Sourced from Next City
Cully, a neighborhood in Northeast Portland, is among the most ethnically diverse in Oregon. It is also marked by poverty, rapid gentrification, and inequitable access to quality public infrastructure. Many green infrastructure project teams flounder when trying to couple social justice with their environmental goals, but in Cully green infrastructure provision is linked explicitly with wealth building and anti-displacement goals through a coalition called Living Cully. Living Cully is the brainchild of Verde, a community-based nonprofit with a mission to “build environmental wealth through Social Enterprise, Outreach, and Advocacy.” Using the momentum and resources in Portland’s EcoDistrict approach, but focused on grassroots, resident leadership to drive urban change, Living Cully is now a robust network of community organizations and resident leaders all working in concert to build local resident capacity, improve local infrastructure, and fight the forces of displacement those improvements might otherwise bring. One of the most powerful parts of the strategies employed by Verde and its partners was their use of resident-driven wayfinding and green infrastructure as a part of a larger antipoverty strategy.

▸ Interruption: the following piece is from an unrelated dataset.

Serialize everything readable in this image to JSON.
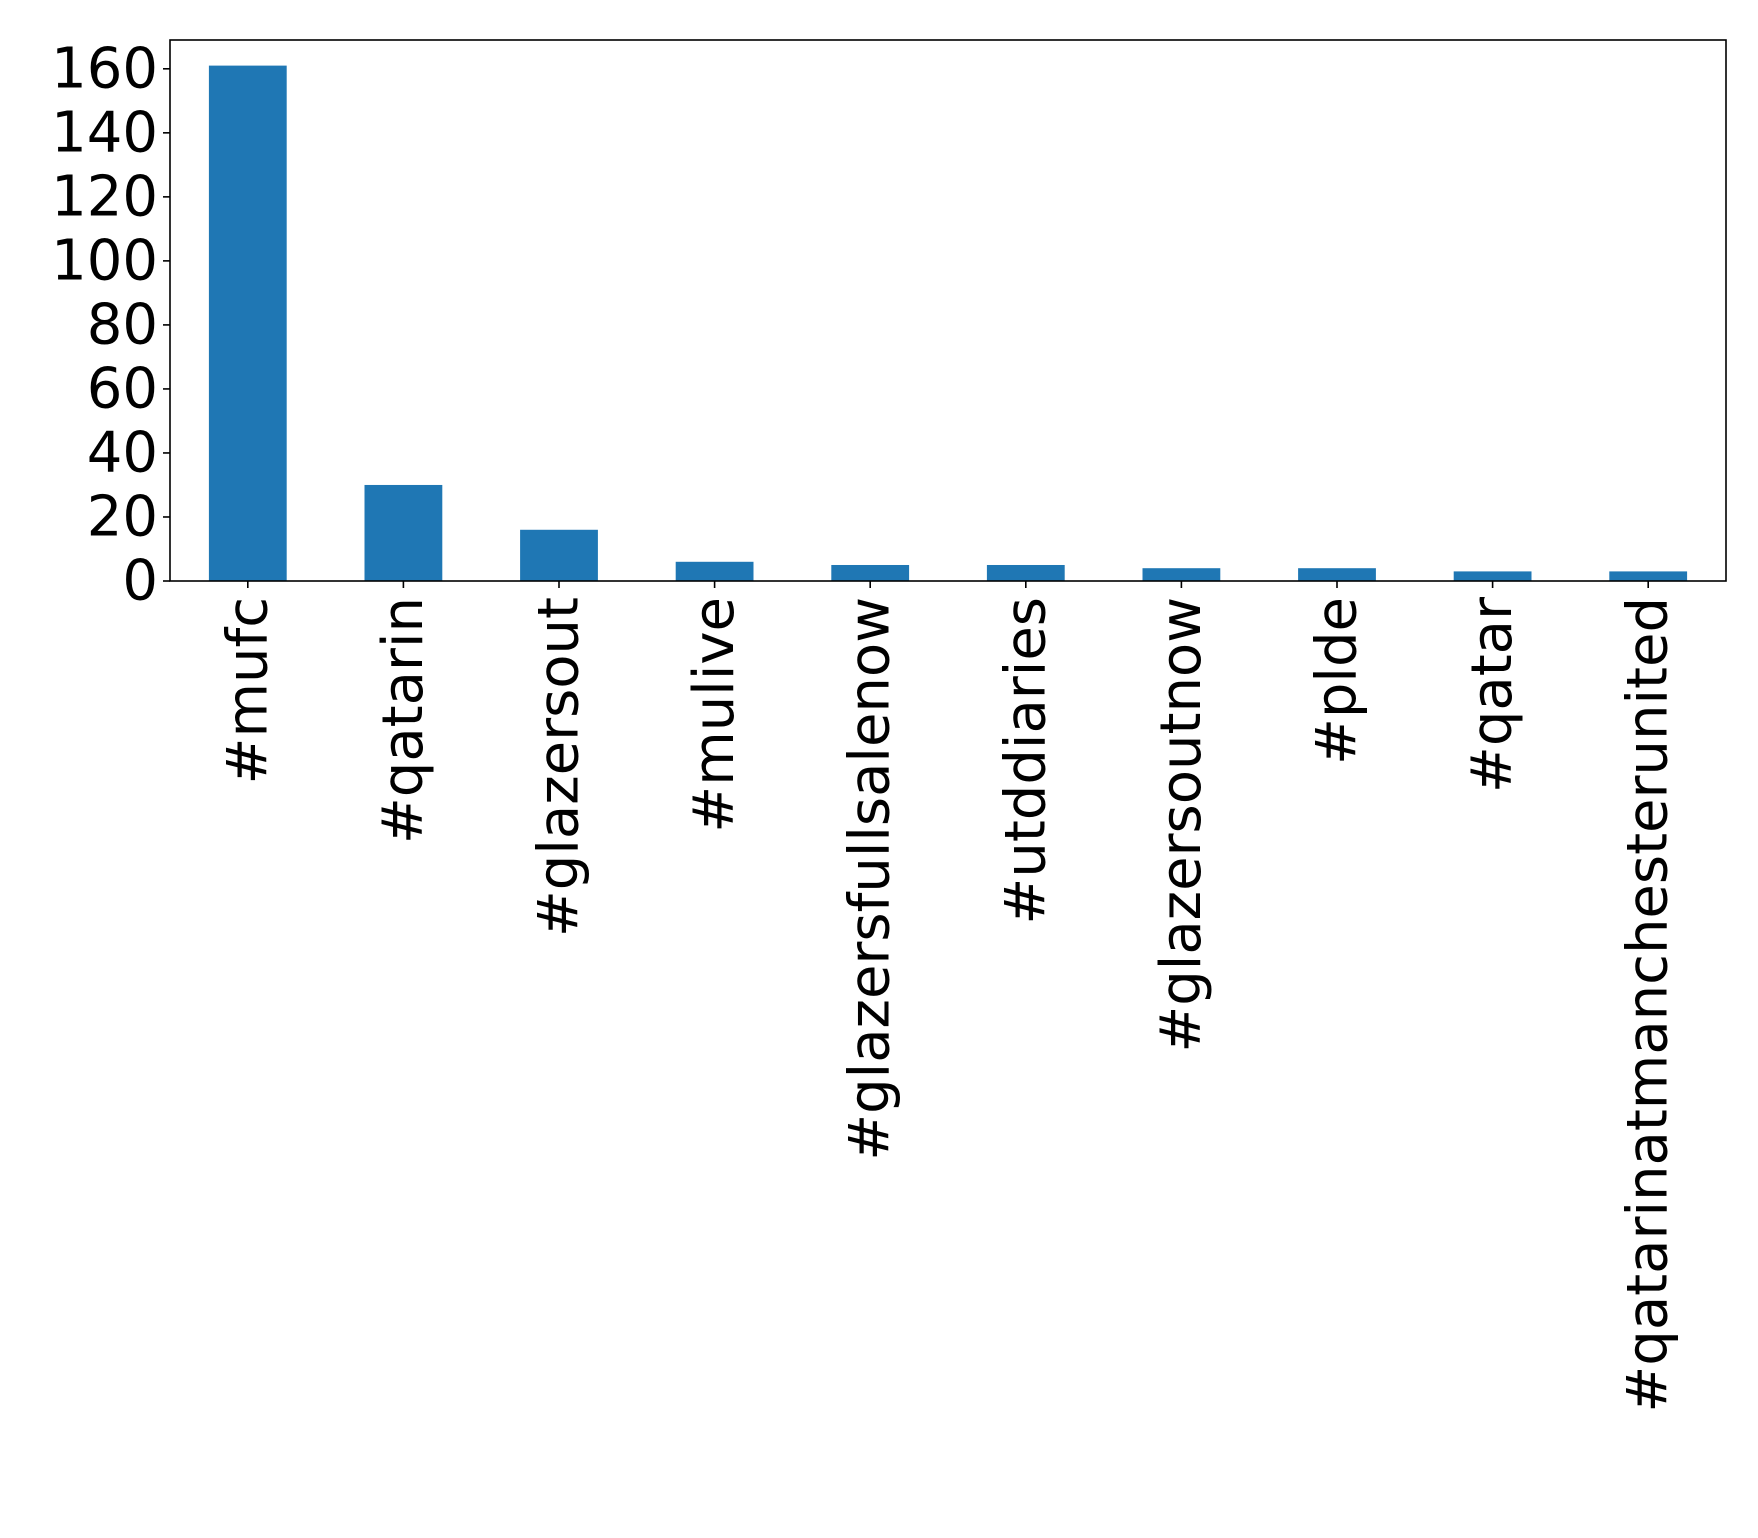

Cully suffers from a lack of safe, high-quality infrastructure — with flooding streets, limited sidewalks, poor street lighting, and few high-quality parks. But adding these civic amenities would likely spur resident displacement if a thoughtful plan was not in place. Verde deputy director Tony DeFalco describes the Living Cully vision:
We define green infrastructure around community wealth. If you have nice streets and nice trees, these things produce both economic and health benefits. … We are interested in how this publicly owned infrastructure can increase equity if we advocate for it as a community, if we are able to influence the delivery of the assets. And that is really important, because often what happens is you get a new street, or a new park, and there is no corollary activity around having affordable housing nearby or hiring people from the community to perform the construction.
Living Cully invests in local residents through leadership development and job training that allow lower-income residents to contribute to positive change in their communities, while also building their own capacity to stay as revitalization occurs. Early “signature projects” included gaining the development rights to transform a brownfield into the community’s vision for a public park, and installing a set of wayfinding signs crafted by the community to highlight their community walks and biking programs. The wayfinding project also helped the community in their effort to convince governmental agencies of the need for better pedestrian and bike infrastructure.